Cubs To Tweak Gameday Presentation, Including Seventh-Inning Stretch Festivities
The Cubs this season will slightly change the gameday presentation at Wrigley Field, including "more taped music, more stats on the LED board in right field and some tweaking of the seventh-inning stretch," according to Paul Sullivan of the CHICAGO TRIBUNE. Cubs Senior Dir of Marketing Alison Miller said that guest conductors will "continue to lead the seventh-inning stretch," a team tradition since Harry Caray's death in '98. However, Game & Event Production Manager Jim Oboikowitch said that the franchise will "try to make it Chicago-oriented with more former Cubs and celebrities who are Chicago-area natives and follow the team." He said, "I do think we want to get 'A listers,' so if there is that celebrity in a movie." Oboikowitch added, "But we want them to understand what they're coming to do -- not just come into the broadcast booth and (to promote something). They should know something about the Cubs." Sullivan notes organ music will still be utilized, but Oboikowitch said that the Cubs "will 'upgrade' the music with more modern, taped music, cutting down on the advertising announcements over the p.a. system." The Cubs are considering "having an introductory song at the start of games, as they did with Van Halen's 'Jump' in the '80s." Focus groups "showed fans liked the LED board in right field, though it seemed to be one non-stop display of ads." Oboikowitch said that the board will "feature 'new age' stats and more facts on players." Meanwhile, the Cubs have "chosen a local ad agency, after using one from Brooklyn" last season, and a new slogan "will be unveiled March 8" (CHICAGO TRIBUNE, 2/20).

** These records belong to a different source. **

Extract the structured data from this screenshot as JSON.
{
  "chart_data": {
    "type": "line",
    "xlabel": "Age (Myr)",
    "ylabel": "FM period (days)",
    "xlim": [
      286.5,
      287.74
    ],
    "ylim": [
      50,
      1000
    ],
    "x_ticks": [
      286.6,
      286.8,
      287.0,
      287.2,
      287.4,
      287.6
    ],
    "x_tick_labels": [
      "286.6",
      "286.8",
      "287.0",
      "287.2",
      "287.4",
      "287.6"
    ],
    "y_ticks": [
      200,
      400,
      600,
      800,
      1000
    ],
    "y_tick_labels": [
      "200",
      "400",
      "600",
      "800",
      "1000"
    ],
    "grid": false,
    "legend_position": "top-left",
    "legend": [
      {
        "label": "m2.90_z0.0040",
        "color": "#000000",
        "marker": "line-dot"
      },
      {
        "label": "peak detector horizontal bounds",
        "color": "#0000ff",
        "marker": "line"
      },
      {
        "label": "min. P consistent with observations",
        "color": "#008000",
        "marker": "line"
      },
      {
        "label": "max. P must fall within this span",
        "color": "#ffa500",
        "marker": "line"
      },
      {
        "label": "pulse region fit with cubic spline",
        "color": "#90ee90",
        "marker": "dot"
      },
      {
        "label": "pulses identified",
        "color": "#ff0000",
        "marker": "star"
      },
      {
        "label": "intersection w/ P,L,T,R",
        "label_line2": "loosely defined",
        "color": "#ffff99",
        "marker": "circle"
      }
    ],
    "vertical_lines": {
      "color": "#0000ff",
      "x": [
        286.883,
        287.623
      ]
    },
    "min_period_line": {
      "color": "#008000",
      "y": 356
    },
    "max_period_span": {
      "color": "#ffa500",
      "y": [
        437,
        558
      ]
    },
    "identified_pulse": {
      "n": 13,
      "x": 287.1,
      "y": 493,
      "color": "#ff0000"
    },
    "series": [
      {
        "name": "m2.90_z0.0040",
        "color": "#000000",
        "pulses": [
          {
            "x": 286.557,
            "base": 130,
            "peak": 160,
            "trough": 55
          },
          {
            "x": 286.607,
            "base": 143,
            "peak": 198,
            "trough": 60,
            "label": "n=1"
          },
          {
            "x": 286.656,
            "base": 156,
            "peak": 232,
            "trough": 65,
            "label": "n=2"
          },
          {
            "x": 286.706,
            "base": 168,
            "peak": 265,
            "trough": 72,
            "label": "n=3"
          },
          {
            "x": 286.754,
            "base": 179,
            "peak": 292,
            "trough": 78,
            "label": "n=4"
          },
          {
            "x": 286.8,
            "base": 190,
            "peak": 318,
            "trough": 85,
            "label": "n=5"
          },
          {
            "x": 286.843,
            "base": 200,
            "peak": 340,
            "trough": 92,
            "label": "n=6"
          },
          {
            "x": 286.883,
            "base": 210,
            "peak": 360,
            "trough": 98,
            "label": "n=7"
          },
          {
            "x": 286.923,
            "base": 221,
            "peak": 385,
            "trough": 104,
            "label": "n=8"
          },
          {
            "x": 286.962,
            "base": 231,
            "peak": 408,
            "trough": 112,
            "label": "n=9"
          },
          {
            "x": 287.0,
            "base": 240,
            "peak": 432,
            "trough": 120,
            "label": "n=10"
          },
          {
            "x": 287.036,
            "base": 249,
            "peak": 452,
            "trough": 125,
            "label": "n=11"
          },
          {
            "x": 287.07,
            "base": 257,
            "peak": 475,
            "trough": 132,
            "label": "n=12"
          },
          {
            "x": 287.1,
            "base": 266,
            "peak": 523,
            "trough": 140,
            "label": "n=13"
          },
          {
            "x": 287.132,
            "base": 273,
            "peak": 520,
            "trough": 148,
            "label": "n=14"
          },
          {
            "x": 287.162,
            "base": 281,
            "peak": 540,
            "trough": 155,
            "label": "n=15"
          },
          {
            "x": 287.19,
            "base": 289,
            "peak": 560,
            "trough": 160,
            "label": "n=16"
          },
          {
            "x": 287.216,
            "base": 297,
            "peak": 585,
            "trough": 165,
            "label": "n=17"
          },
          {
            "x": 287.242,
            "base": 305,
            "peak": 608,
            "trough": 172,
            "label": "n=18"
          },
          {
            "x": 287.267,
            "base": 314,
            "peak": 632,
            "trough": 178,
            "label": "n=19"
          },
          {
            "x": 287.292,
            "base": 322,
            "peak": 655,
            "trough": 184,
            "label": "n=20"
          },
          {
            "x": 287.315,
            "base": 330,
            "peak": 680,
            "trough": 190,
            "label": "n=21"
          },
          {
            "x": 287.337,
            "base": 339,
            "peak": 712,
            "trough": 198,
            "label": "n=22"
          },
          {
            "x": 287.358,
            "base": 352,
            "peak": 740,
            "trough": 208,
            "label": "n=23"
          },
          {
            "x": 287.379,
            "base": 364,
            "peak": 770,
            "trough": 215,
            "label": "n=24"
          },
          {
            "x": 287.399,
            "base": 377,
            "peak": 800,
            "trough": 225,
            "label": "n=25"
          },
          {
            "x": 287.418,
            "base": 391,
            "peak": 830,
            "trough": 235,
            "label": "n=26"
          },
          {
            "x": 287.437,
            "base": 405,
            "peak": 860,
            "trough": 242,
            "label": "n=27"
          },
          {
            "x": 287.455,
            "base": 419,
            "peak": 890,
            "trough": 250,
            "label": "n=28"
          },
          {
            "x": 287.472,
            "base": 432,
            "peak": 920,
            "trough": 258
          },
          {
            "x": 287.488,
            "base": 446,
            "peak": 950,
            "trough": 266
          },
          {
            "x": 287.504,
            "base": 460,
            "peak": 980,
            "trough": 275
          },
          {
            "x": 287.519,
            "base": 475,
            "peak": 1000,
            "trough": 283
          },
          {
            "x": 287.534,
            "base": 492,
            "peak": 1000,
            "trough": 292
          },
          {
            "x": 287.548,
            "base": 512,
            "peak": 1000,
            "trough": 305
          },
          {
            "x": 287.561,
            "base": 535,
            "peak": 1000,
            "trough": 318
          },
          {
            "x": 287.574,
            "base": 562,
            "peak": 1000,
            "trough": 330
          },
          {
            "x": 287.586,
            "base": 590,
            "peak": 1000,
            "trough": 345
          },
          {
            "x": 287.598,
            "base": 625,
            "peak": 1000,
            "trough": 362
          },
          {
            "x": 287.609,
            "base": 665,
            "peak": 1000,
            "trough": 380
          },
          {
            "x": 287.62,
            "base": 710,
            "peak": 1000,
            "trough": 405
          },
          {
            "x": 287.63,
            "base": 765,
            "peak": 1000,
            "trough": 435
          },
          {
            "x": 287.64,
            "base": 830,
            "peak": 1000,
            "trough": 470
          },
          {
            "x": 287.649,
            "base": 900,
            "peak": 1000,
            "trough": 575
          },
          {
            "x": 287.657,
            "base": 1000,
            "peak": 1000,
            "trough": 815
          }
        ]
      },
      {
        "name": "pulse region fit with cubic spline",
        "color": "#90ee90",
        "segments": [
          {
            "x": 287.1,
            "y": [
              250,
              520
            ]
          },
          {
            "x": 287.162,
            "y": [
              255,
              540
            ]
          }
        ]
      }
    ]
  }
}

PAYROLL GOING UP IN THE FUTURE? Comcast SportsNet Chicago’s David Kaplan noted Cubs Chair Tom Ricketts recently alluded to that fact the team "could not sustain the payroll that the Tribune Company used to operate under the current revenue models that the franchise has.” Kaplan asked Cubs President of Baseball Operations Theo Epstein of the team's payroll, “Do you feel like ... you need more revenue to take it to where you think it's going to get to four years from now?” Epstein said, “I don't have much concern about where the payroll was in the past. My concern is building up the organization so we get healthier and healthier. We have that core of talent, so when we can justify when it's the right time putting the hammer down and getting the payroll to a level where we can keep all the players that we develop, we can add from the outside and we can look down on paper and have a team that should win 90-plus games every single year" (“Chicago Tribune Live,” Comcast SportsNet Chicago, 2/18).